Kids want to emulate their parents and experience their roles. Playing house activities such as shopping, cooking, setting the table, laundering, tea parties, baby care, phone conversations, and dressing up are consistently played out. This is good preparation - or rehearsal - for nurturing a real family later on.

Children will often behave in a much more mature fashion when in dramatic play: pay greater attention in pretend school than real school; may sit still longer at a make-believe tea party than at the family's dinner table.

Sunday, October 23, 2011

Expectations and Anticipation


Before children can have expectations and infer outcomes, they MUST have imagination. Fear and failure often precede pleasure and success. Kids can live through an event before it actually happens, by pretending.

Playing doctor is universally popular because it breaks down the fear of the unknown or being overpowered into manageable parts. The child playing doctor has the control; the child playing the patient also has control in fantasy. Likewise, a trip to the playground may mean having to encounter the gruff dog down the street. By pretending, the child is able to face the good, the bad and the ugly and prepare for all three.

A child can anticipate what will happen by mirroring the real situation and is able to control expectations because she is the writer, actor and director all in one. As children mature, they live more and more in the future. They are able to delay gratification, set goals and define their expectations through dramatic play.

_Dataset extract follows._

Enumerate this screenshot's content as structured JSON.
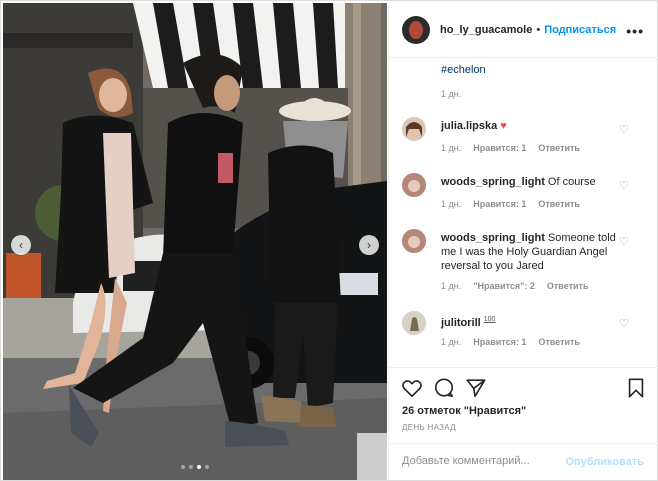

For more information on dramatic play and how it can be a part of your home or classroom, visit our website

Sunday, October 16, 2011

Dramatic Play - Disappointments, Change, and Empathy

Disappointments and Change
Changes in plans or routines may be devastating to children. They thrive on routine, and when it is interrupted they may fall apart. Prociessing out disappointment and change through dramatic play helps ease the stress.


Empathy
The development of joint purpose and cooperation that dramatic play affords children is a jupstart for their social skills and sense of empathy. Sibling who pretend together are more cooperative and better at negotiation. They tend to discuss thoughts and feelings more frequently.

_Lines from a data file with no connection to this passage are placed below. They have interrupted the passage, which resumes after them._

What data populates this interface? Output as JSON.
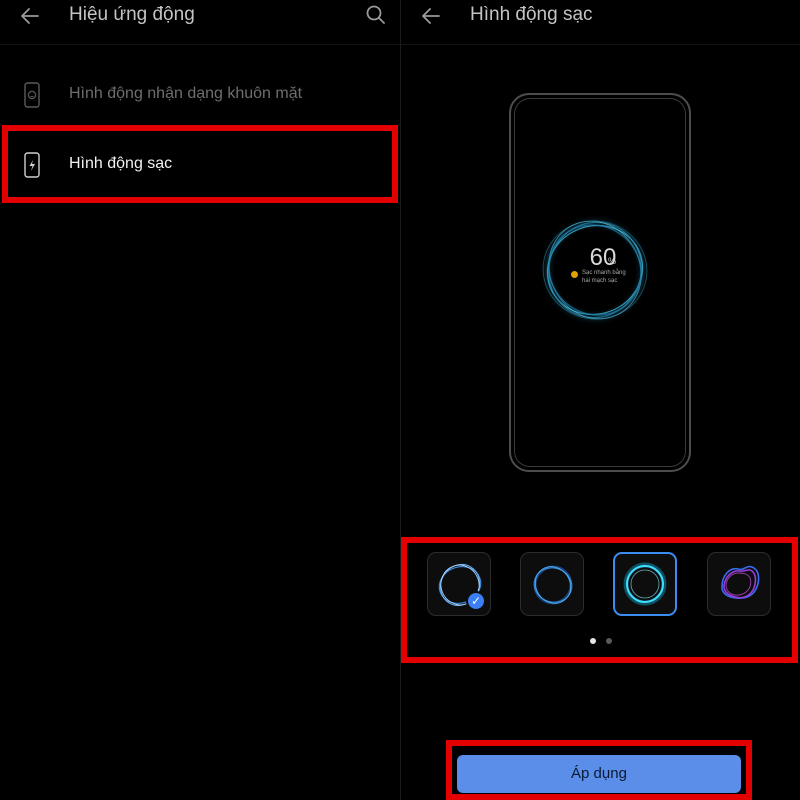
{
  "left_screen": {
    "title": "Hiệu ứng động",
    "items": [
      {
        "label": "Hình động nhận dạng khuôn mặt",
        "icon": "face-recognition-icon",
        "enabled": false
      },
      {
        "label": "Hình động sạc",
        "icon": "charging-phone-icon",
        "enabled": true
      }
    ]
  },
  "right_screen": {
    "title": "Hình động sạc",
    "preview": {
      "percent": "60",
      "percent_unit": "%",
      "subtitle_line1": "Sạc nhanh bằng",
      "subtitle_line2": "hai mạch sạc"
    },
    "animations": [
      {
        "name": "blue-ripple-ring",
        "selected": true
      },
      {
        "name": "dark-blue-ring",
        "selected": false
      },
      {
        "name": "cyan-glow-ring",
        "selected": false
      },
      {
        "name": "purple-wave-ring",
        "selected": false
      }
    ],
    "page_dots": 2,
    "active_page": 1,
    "apply_label": "Áp dụng"
  },
  "colors": {
    "background": "#000000",
    "highlight": "#e30000",
    "apply_button": "#5b8ee8",
    "selection": "#3d8cf0",
    "check_badge": "#3b7ff5"
  }
}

For more information on dramatic play and its benefits for children, visit our website! 


Sunday, October 9, 2011

Dramatic Play - Bonding and Daydreams

Bonding - 
Children often form or maintain relationships best through dramatic play, especially if they have siblings of different ages. Often siblings will tolerate one another only in make-believe and not in realism. Babyish behavior - a source of irritation to an older child - will be encouraged if the younger child plays the baby's role and that "baby" will cheerfully abide limitations and without resentments when being babyish is the expected, required behavior.


Daydreams and Fantasies -
When children leave the preschool years, their imagination begins to work in daydreams and fantasies, which continue throughout the rest of their lives. Daydreams and fantasies are used for escape, vicarious thrills, revenge, wish fulfillment, even for brainstorming and inventiveness... and they continue throughout life.

For more information, visit our website!

Sunday, October 2, 2011

Aggression and Hostility

Children will express any conflicts and irritations they  feel and make them more manageable through dramatic play. Adults are often shocked at the drastic measures and verbiage to which children resort to express their hostile feelings. Dolls are a primary focus for coming to grips with negative feelings and being in power. The challenge of adjusting to a new sibling is often lightened when feelings - both acceptable and unacceptable - can be taken out on a doll. Anger can be released safely.